Reilly: I think Colombia is a market you have to be in. It is a progressive, stable market that is growing. As the security situation improves so too, will the economical situation. We, as a company, are looking for opportunities with companies that do not have presence here. It is not only the national companies who are trying to forge alliances; we are the first in that search for alliances. Companies who do not want to come in directly can come through us.

Berbessi: We are searching for alliances as a way to provide new science. We are very interested and focused on patients’ needs. To complete this promise we need the best alliances in the market that who offer high quality products.

Reilly: Colombia is riding a double wave. It is riding the Emerging Markets wave where in general things are improving and it is also riding the wave of improved domestic security. When Colombia rebounds the return will be better than in any other market.

Zapata: I think Colombia is a country of opportunities. We participated in a meeting with Minister Plata and he mentioned that Colombia is preparing for eight big, new projects to remake the products that we have. A huge growth opportunity for Colombia is medical tourism of people from abroad coming here for surgical procedures. If more people come they will need new medicines and new molecules. We will be aligned with these opportunities especially because the government has decided to support the growth of this sector.

Rubio: I am Colombian and I feel so proud to work with GSK. My area is vaccines and I think it is wonderful that so many Colombian children are using GSK vaccines to improve their quality of life. We feel very proud that they are using our vaccines to lead healthy lives. The economic growth of the country is a tremendous boost to the development of national health programs.

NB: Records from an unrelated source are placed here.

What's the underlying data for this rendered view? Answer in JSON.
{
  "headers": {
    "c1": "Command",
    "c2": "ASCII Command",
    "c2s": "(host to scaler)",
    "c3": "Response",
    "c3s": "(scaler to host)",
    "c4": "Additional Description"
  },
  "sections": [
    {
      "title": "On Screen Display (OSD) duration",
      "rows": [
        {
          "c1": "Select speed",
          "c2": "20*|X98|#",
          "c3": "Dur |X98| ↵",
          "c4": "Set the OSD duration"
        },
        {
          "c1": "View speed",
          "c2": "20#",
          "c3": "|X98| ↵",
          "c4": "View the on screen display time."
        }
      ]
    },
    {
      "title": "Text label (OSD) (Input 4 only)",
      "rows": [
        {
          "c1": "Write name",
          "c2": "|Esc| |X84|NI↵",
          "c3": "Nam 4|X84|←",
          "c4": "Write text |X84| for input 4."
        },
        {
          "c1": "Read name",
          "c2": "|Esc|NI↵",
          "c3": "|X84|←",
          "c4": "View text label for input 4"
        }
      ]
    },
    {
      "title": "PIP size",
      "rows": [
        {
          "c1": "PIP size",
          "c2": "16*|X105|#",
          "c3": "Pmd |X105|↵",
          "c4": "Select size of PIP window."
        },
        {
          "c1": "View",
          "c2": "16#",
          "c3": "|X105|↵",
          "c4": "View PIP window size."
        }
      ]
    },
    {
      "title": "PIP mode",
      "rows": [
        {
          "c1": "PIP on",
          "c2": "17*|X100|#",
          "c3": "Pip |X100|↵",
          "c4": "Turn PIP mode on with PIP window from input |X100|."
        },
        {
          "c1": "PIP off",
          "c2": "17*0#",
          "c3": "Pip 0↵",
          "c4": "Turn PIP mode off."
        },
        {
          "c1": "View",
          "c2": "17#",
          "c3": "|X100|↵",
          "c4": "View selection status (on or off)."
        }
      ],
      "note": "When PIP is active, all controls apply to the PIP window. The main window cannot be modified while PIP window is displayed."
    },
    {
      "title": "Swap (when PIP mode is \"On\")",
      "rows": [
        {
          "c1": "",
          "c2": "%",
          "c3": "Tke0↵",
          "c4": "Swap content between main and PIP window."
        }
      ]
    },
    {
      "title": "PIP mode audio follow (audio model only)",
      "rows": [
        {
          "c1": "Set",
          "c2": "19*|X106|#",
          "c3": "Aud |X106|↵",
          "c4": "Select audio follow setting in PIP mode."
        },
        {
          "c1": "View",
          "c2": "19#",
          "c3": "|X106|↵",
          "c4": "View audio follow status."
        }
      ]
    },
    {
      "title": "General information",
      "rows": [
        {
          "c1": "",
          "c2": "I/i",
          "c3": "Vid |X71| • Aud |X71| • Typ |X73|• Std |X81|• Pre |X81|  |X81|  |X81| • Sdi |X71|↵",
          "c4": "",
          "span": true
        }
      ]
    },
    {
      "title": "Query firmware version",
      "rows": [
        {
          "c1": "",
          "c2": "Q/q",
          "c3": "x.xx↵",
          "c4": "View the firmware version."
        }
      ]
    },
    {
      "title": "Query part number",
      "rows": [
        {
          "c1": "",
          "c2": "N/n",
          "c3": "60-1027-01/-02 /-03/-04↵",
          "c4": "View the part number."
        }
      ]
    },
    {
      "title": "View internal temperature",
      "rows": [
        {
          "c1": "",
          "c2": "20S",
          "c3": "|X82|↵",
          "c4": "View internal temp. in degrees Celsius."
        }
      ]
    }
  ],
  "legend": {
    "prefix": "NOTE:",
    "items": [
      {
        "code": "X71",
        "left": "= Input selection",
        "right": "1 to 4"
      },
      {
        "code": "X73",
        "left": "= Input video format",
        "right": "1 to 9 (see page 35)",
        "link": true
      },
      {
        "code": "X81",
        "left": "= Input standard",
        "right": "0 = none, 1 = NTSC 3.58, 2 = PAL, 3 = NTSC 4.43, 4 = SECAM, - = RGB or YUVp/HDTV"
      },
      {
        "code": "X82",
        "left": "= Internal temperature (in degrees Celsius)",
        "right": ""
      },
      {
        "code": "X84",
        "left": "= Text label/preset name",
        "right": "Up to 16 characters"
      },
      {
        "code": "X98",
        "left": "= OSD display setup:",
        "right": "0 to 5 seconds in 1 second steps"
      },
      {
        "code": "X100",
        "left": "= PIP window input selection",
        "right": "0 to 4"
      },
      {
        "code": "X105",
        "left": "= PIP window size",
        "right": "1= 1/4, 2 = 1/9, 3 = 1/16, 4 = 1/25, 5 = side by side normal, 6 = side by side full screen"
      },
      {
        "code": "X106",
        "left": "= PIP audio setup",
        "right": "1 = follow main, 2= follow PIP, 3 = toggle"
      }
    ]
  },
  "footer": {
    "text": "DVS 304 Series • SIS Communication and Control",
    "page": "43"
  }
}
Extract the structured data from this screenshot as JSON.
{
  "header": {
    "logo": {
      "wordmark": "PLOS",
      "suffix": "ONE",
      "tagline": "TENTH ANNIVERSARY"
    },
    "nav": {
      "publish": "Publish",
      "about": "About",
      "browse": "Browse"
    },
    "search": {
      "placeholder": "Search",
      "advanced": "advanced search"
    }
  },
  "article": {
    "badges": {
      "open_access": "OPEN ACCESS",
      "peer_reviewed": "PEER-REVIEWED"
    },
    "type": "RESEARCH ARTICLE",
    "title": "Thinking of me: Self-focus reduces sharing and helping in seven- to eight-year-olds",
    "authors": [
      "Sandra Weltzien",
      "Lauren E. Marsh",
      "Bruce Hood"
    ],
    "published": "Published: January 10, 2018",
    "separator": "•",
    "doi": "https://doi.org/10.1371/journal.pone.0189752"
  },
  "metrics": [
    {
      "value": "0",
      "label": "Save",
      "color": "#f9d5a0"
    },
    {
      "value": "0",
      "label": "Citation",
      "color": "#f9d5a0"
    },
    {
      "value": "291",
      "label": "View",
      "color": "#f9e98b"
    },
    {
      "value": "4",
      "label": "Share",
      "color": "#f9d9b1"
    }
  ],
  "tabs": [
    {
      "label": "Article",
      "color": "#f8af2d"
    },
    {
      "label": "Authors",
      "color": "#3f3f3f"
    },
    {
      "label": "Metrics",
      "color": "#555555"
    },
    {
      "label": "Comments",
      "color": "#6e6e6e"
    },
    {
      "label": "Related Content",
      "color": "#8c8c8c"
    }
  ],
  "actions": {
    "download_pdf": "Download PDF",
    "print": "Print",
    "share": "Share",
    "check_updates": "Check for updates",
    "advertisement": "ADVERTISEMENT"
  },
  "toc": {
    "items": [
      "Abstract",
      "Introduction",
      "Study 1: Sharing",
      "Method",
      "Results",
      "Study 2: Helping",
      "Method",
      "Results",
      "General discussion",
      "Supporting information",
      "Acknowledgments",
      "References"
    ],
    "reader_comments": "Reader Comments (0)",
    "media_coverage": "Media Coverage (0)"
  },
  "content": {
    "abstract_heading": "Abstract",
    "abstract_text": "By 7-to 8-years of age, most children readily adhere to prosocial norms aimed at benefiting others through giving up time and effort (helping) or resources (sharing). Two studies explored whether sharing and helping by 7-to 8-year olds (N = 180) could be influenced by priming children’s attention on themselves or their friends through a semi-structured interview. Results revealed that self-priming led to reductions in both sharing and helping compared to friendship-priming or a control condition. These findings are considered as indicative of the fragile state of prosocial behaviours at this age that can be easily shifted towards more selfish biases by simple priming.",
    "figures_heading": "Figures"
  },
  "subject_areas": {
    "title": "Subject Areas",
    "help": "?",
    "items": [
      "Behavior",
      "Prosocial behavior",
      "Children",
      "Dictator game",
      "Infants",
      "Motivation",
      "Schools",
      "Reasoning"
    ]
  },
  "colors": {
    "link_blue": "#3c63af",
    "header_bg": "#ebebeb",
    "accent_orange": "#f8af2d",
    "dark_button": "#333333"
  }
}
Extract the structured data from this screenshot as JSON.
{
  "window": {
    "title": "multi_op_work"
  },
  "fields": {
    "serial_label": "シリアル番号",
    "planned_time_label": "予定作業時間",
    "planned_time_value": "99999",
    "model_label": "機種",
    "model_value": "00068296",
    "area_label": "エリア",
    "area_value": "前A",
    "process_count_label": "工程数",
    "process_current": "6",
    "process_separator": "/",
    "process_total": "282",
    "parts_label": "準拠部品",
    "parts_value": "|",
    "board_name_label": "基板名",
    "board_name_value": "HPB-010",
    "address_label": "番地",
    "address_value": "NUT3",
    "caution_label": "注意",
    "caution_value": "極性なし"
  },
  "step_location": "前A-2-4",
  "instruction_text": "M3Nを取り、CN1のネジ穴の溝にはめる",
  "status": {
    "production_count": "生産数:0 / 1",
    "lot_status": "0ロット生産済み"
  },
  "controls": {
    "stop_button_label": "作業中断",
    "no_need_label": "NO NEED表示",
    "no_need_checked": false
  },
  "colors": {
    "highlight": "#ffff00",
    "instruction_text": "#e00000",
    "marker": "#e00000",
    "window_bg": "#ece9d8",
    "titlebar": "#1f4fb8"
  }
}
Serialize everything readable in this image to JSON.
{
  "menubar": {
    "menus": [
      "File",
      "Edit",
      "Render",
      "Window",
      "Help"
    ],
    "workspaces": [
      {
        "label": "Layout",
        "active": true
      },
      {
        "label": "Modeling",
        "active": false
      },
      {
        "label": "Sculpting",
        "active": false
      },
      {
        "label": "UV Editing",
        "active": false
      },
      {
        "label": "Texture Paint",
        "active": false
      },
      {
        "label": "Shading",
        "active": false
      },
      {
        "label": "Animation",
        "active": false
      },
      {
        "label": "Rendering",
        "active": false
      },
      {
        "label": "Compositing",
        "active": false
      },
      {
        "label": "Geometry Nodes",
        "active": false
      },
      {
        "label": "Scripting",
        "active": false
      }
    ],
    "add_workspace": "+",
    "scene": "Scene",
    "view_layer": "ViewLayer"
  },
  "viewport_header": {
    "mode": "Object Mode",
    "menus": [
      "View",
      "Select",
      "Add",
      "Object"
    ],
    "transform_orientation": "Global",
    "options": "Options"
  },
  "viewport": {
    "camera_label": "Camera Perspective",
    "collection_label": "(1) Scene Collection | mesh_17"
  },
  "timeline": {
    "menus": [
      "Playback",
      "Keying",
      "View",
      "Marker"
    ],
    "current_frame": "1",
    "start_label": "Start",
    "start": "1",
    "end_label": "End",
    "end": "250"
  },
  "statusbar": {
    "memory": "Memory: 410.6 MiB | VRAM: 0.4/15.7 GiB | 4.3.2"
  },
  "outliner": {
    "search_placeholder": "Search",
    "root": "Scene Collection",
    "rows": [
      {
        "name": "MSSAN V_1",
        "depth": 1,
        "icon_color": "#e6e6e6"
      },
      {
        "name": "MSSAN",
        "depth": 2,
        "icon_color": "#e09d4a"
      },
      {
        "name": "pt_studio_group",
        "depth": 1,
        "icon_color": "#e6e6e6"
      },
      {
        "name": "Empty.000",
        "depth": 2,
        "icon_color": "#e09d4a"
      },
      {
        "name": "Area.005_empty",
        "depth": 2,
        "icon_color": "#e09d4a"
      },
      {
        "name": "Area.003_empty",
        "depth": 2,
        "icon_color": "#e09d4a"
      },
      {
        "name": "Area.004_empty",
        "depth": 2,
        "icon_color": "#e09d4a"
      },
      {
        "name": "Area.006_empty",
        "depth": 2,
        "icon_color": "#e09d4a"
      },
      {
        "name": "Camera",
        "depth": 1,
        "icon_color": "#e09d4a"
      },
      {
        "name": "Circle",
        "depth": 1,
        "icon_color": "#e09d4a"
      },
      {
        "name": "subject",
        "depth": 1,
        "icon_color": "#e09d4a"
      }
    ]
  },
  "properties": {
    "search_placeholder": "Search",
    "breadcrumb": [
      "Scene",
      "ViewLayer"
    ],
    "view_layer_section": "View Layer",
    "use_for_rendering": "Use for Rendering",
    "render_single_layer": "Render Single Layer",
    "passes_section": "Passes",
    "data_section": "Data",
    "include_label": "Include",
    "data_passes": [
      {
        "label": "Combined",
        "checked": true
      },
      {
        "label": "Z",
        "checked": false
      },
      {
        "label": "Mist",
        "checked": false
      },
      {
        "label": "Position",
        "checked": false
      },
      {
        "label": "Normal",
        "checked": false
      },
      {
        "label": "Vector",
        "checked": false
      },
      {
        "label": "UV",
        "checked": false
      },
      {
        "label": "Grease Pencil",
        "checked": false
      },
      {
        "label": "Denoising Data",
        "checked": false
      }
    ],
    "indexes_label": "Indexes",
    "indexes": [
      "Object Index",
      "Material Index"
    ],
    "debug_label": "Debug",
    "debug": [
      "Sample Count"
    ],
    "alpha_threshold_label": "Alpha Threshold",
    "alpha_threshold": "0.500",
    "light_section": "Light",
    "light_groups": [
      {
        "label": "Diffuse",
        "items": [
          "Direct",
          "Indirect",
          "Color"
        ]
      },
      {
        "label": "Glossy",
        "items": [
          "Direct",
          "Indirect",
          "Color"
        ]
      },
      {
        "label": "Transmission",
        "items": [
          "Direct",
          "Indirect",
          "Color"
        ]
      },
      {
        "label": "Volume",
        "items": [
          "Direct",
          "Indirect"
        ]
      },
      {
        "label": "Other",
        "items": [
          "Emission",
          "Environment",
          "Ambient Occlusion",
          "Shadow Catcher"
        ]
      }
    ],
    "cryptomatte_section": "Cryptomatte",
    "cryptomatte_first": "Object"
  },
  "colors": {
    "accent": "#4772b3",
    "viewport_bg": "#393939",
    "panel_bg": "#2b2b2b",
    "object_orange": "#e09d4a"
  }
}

Restrepo: Similar to what my colleagues have stated, the calibre of professionals here is extremely high. People are extremely good at what they are doing. Also, while many companies constantly preach about integrity and anti-corruption, it is amazing how seriously GSK goes in practicing those virtues. For Instance, there is a worldwide team appointed exclusively to carry out anti-corruption initiatives. We are constantly undergoing trainings in order to fully comply with applicable laws such the US Foreign Corrupt Practices Act (FCPA), US Sarbanes-Oxley Act and the UK Anti-Bribery legislation. GSK Colombia is conservative from a legal perspective and we are always one step ahead of what the government establishes for compliance. Finally, regarding the two waves that Sean mentioned, I believe that from a geographical perspective, Colombia’s business friendly model has proven to be more successful than neighboring country’s models and thus I believe that a third wave will flood Colombia with foreign investment from companies that will prefer to invest in a political and economical stable country rather than in a volatile one.

Reilly: Colombia is the best kept secret in Latin America. I have been here for twenty years and have no intention of leaving the country. It is a wonderful country with excellent people and you can live a very good life here – despite what Hollywood shows. Colombia is a very resilient country that has gone through bad times which has toughened their resolve and strengthened their resilience. People will come back just like they did in Ireland. The investment from foreign and local companies has increased substantially in Colombia over the last 6 years. People now believe again in their country and are very determined to make it successful. Come and see for yourself.